Sobre la okupación

Durante las últimas semanas hemos observado como los medios de comunicación burgueses han lanzado una ofensiva de criminalización del movimiento okupa, exagerando números, confundiendo términos jurídicos de forma consciente y todo tipo de manipulaciones y tergiversaciones con un único fin: que las okupaciones tengan tal repercusión mediática que se naturalice endurecer las leyes para expulsar a trabajadores de los lugares donde residen habitualmente.

De esta forma, el desarrollo de nuevas leyes en este sentido favorece a la oligarquía financiera, clase dominante del Estado, así como dividen a la clase obrera, tratando de ponerla en contra de los sectores más humildes y precarizados de esta y también siendo un posible caldo de cultivo para la proliferación de discursos racistas o xenófobos.

Esta ofensiva mediática se ampara en manipulaciones y tergiversaciones fácilmente desechables con los datos. En 2020, de las casi 25 millones de viviendas que existen en España, 3.443.365 son viviendas vacías, encontrándose este número en crecimiento constante desde 2001, momento desde el que ha aumentado en un 10,8% hasta la cifra actual. Del total de viviendas, el 71,7% se trata de primeras residencias, mientras que el 14,6% lo son temporales. 

De entre las muchas tergiversaciones de la burguesía, se oculta que la inmensa mayoría de ocupaciones se realizan en viviendas vacías, y además de estas una gran parte pertenecen total o parcialmente a agencias inmobiliarias. Es aquí donde existen tiempos laxos para los desalojos, ya que en el allanamiento de una primera vivienda, el procedimiento de expulsión de los ocupantes es sustancialmente más rápido. 
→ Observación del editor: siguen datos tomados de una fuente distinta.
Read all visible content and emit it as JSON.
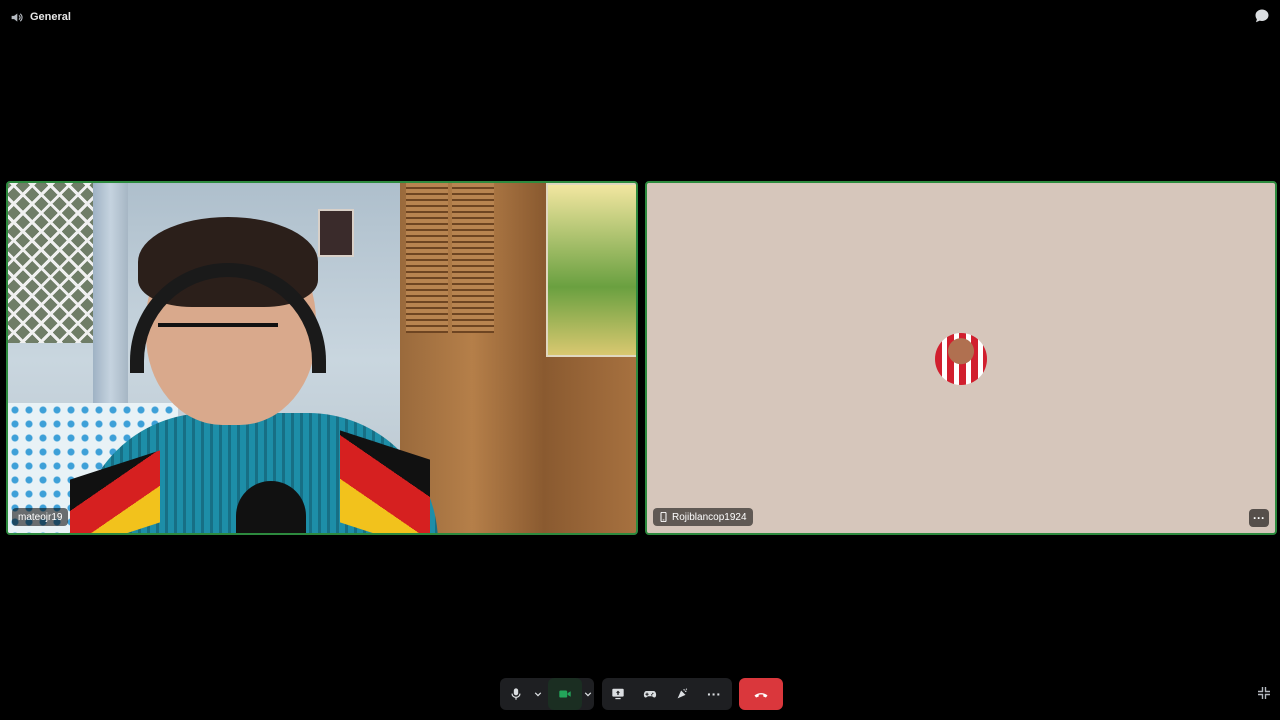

El discurso que difunde el miedo a “que te okupen la casa” es completamente irreal, ignorando la naturaleza social y comunitaria del movimiento okupa y de sus acciones  – en viviendas vacías, propiedad de corporaciones privadas-, generando, por otra parte, un clima de miedo e indefensión de las personas ante las ocupaciones, como si fuera poco menos que una plaga bíblica.
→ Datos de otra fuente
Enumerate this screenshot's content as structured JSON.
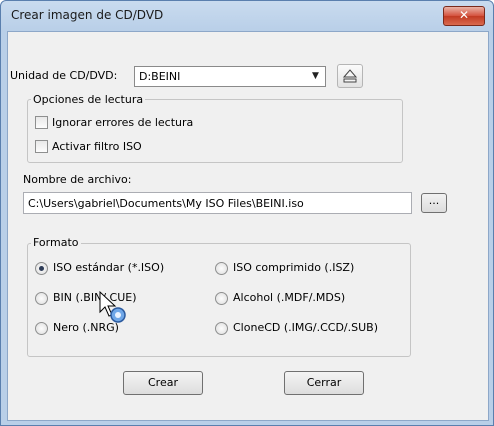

Por otro lado, no podemos desvincular esto de la problemática que padece la clase trabajadora para acceder a la vivienda. El precio medio de alquiler del m2 en España, el cual se situaba en el 2015 sobre los 7€/m2, se ha incrementado hasta llegar a los 11€/m2 este año, siendo este incremento aún mayor en grandes núcleos urbanos, entre los que destacan Barcelona y Madrid. Debemos aprender también de la anterior crisis económica, donde según datos de la PAH desde 2008 se han producido aproximadamente 1 millón de desahucios, de los cuales el 68% han sido por impago de alquiler. Durante los últimos años, pasados los peores momentos de la crisis, aunque la cifra ha venido reduciéndose, esta aun alcanzaba los 54.000 desahucios el año pasado.
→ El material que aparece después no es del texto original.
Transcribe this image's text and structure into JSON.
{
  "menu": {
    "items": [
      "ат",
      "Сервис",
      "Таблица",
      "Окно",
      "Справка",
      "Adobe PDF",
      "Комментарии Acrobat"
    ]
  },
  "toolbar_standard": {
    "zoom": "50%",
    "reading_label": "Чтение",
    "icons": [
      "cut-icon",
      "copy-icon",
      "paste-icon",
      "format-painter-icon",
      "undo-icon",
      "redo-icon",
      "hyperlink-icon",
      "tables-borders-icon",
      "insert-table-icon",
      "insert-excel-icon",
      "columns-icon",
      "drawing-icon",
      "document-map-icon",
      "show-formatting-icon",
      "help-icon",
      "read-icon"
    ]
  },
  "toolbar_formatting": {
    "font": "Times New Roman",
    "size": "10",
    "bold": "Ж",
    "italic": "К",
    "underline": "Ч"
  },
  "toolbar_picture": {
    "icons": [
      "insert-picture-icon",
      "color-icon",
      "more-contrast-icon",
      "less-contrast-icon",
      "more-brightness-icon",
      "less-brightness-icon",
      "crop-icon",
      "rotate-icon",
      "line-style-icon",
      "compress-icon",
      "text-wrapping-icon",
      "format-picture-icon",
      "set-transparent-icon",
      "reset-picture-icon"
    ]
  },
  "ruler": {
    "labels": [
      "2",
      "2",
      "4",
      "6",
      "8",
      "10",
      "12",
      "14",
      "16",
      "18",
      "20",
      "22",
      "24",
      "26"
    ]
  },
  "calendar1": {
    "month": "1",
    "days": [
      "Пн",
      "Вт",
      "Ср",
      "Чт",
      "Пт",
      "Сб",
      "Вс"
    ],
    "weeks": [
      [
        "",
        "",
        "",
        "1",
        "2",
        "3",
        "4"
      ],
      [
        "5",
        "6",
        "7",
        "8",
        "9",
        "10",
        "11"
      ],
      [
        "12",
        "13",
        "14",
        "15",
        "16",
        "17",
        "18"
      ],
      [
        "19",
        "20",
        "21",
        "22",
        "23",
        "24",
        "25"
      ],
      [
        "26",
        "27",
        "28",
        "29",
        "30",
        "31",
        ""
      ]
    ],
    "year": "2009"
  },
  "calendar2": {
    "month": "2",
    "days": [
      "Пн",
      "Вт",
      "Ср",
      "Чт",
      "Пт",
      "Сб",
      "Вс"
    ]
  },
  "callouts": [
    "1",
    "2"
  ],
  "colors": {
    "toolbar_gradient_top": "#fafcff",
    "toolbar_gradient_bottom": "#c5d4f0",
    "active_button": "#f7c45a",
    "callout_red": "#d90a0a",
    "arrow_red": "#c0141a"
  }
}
Estas cifras en contrapartida quedan muy lejos de las cifras de ocupaciones, el número de las cuales en 2019 asciende a la cifra de 14.621. Durante los 6 primeros meses de este año ha habido un 5% más de denuncias por ocupaciones, lo cual pese a ser número mayor que a las cifras del pasado año, no puede justificar que la ocupación se haya disparado y toda la alarma generada. En total, se contabilizan alrededor de 100.000 viviendas ocupadas actualmente.

Así pues, debemos ver actualmente como la ocupación es una de las pocas herramientas que le queda a la clase obrera más precarizada para poder acceder a una cuestión tan básica como es la vivienda, por mucho que el más progresista de los gobiernos burgueses trate de parchearlo con más ofertas de vivienda pública o alquileres asequibles. 

La cuestión de la vivienda está íntimamente ligada al capitalismo y por los sucesivos gobiernos burgueses, que gestionando los intereses de la oligarquía financiera, permiten que esta parasite de forma continuada a la clase obrera mediante la compleja legislación hipotecaria y de alquileres.

Las condiciones de la clase obrera se recrudecen en periodo de crisis económicas y, a la víspera de la que se avecina, la burguesía quiere asegurar sus derechos donde gran parte de la clase trabajadora no va a poder pagar los alquileres de sus casas. Esta nueva legislación que se está proponiendo para frenar las okupaciones no es sino el perfecto escaparate para expulsar de sus casas a quien no puede pagar un alquiler, como a quien como última opción se mete en una casa vacía para poder subsistir.

Desde el Partido (marxista-leninista) de los Trabajadores rechazamos las tergiversaciones y mentiras de la burguesía así como su falso clima de miedo e inseguridad que nos imponen. Como comunistas, debemos organizarnos en nuestros barrios y en la lucha obrera vecinal para frenar la ofensiva mediática, ideológica y política de la oligarquía financiera de los próximos meses.